What Boston does right, in Jett’s account: the DIY scene looks out for its own. “It may take a bit to earn trust with others, but in Boston once someone decides they like you they will inconvenience themselves to help you. People here have grit and they aren’t afraid to do the hard thing to help people they care about. Maybe it’s the winters that do this, I don’t know.”
Joy is bratlash’s word for what happens after the rage. “In my life, I’ve learned that joy is a byproduct of transmutation, and a choice,” Jett said. “I could choose to be angry, but that is frankly below me to stay in that state of being.” Anger, in their own read, was the catalyst that let joy become a choice, once the rage had been felt through. Since launching the band, Jett has taken hate on social media. “But deciding to choose joy and do it for little Jett despite is how I reclaim my power. And, don’t worry haters, there is so much more of bratlash and me coming for you.” Nadia puts it plainer: “it’s in the name, gay people are happy. It’s more fun to laugh in the faces of your haters and make a good time out of it, anyways.”

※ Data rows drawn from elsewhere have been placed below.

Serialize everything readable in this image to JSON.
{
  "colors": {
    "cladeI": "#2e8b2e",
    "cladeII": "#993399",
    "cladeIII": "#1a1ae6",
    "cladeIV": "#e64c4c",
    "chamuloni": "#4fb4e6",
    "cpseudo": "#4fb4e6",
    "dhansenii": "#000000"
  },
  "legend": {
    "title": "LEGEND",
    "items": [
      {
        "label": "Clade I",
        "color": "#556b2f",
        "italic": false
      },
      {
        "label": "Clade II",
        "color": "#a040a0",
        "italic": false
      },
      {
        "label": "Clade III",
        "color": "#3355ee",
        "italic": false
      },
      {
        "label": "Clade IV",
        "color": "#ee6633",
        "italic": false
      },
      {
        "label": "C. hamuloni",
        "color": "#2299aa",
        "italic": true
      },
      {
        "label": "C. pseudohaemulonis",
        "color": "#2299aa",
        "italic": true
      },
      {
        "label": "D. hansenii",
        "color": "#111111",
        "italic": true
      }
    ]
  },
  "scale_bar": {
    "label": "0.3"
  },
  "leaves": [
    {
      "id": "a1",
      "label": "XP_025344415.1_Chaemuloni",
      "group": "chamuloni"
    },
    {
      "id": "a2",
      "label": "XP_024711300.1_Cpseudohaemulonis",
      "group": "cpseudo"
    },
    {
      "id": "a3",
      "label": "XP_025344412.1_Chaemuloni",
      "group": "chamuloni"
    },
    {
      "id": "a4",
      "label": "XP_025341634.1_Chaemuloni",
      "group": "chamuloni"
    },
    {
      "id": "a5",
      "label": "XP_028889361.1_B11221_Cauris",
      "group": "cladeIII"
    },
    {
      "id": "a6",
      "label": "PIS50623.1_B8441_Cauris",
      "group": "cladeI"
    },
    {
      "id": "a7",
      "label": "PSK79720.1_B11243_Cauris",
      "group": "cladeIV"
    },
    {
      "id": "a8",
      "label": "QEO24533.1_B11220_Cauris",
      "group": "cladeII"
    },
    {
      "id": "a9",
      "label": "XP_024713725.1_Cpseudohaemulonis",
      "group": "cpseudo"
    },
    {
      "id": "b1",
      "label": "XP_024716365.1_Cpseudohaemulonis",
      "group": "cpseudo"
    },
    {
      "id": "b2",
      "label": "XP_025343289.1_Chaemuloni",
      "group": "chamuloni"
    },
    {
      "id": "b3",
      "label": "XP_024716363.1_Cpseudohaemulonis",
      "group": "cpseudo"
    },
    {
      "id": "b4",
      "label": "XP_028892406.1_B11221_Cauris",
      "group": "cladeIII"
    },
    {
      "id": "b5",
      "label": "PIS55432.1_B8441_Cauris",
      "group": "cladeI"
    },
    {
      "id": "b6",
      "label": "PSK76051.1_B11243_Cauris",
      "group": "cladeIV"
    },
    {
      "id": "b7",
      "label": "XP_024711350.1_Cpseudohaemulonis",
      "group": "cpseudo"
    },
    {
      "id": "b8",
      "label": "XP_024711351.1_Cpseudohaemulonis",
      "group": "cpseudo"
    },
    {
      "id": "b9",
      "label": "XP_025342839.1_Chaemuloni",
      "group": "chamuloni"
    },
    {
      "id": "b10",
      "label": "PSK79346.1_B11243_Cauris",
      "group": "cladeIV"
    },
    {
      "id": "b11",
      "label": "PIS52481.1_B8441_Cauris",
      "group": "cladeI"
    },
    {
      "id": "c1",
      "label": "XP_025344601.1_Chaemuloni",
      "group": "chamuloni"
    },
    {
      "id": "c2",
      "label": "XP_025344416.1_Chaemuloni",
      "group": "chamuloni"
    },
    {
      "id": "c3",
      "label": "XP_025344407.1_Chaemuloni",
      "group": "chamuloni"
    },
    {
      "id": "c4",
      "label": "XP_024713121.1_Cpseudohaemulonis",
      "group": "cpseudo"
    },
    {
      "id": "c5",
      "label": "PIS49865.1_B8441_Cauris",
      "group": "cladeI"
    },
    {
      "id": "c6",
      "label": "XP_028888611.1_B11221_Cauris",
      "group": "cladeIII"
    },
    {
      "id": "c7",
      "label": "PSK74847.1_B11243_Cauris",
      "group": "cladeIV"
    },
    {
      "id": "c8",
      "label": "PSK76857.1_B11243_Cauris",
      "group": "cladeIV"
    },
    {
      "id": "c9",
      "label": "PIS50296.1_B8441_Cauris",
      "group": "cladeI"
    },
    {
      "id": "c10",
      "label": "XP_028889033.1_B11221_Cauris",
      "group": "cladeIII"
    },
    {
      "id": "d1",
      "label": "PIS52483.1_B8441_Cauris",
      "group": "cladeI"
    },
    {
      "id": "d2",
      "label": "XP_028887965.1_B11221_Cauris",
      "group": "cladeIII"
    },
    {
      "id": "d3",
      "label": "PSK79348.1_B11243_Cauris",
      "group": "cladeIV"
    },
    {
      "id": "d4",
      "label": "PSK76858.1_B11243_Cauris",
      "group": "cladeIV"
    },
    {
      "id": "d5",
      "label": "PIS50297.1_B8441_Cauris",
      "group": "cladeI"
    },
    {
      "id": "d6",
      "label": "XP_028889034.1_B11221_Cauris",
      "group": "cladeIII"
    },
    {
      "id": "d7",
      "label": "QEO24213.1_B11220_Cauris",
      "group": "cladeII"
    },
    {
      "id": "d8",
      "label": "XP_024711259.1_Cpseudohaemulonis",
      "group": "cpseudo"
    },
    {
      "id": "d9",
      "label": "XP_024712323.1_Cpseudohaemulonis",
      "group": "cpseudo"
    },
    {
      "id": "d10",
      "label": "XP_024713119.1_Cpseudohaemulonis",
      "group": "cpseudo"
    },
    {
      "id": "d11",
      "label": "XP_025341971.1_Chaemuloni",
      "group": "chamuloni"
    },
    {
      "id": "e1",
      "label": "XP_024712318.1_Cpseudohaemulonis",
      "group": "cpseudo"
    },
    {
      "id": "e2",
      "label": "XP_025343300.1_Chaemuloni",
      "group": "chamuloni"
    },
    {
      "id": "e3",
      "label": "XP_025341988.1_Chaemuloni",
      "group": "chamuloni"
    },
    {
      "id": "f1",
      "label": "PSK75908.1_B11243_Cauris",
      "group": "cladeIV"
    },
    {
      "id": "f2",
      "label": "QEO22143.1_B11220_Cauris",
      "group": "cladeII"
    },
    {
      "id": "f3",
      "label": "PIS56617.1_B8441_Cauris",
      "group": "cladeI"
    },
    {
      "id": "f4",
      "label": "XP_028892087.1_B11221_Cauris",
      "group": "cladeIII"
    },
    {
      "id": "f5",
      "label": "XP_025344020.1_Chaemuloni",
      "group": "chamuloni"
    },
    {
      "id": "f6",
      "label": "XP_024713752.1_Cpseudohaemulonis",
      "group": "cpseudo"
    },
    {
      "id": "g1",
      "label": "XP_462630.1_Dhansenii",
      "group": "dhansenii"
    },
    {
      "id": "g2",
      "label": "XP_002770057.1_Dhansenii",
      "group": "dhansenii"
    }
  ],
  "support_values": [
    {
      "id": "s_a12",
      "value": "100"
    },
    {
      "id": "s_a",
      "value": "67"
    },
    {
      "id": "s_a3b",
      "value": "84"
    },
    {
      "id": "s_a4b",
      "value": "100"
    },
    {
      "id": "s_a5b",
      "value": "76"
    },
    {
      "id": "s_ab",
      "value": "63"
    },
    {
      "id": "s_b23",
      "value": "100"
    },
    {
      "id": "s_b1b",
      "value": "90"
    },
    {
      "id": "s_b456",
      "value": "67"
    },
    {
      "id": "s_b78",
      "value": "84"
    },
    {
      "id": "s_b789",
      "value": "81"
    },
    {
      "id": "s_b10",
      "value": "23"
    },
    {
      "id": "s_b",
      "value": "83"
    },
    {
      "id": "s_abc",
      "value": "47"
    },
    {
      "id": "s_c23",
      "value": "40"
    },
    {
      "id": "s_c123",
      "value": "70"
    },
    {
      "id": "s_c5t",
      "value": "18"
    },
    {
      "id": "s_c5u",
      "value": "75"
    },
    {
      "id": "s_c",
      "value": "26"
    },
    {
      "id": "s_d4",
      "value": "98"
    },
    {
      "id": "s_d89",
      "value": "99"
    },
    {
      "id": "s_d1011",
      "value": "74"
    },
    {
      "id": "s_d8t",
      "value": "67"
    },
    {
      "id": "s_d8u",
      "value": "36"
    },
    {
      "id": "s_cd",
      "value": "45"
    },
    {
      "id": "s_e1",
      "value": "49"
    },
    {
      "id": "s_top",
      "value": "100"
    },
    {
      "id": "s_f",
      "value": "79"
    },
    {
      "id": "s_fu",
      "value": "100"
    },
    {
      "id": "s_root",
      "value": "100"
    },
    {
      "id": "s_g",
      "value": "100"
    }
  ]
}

The rollout is laid out. The self-titled EP is out now. A live version of “does that OFFEND u?” follows a month later, originally slated to be a bonus track on the EP itself before Jett moved it out as its own single. Jett and Zach tracked it without practicing the song as an acoustic version first, chasing the feel of a secret shared with someone you trust. Radical honesty is how Jett moves through the world. Sometimes that looks like joy, sometimes rage, sometimes it looks quieter.
“Yr Lies”, produced and mixed by Sarah, arrives in the fall with a music video. “Consensual Violence” comes late fall or early winter as a single. Nadia says it makes her laugh every time she hears it, calling the energy “completely unhinged and almost maniacal.” A second EP, themed on the band’s experiences living in Boston, drops in 2027. A full-length is on the horizon after that. Jett sees the releases as chapters in a long book, different seasons of the band. Moving forward, songs get composed together as a band, not just brought in by Jett. The 2027 EP will be the first release with that shift baked in.
Nadia is moving to LA. Her role shifts toward visuals and mixing. She’s a believer in music as a full audiovisual experience, and would put her own money into being at any festival the band gets on. Jett wants festivals, a summer tour, more music videos, a growing catalogue.
The band’s own definition of success is smaller than any of that. “I’ve had some of my friends sing our songs back to me,” Nadia said, “and even if it was just that, that is enough.”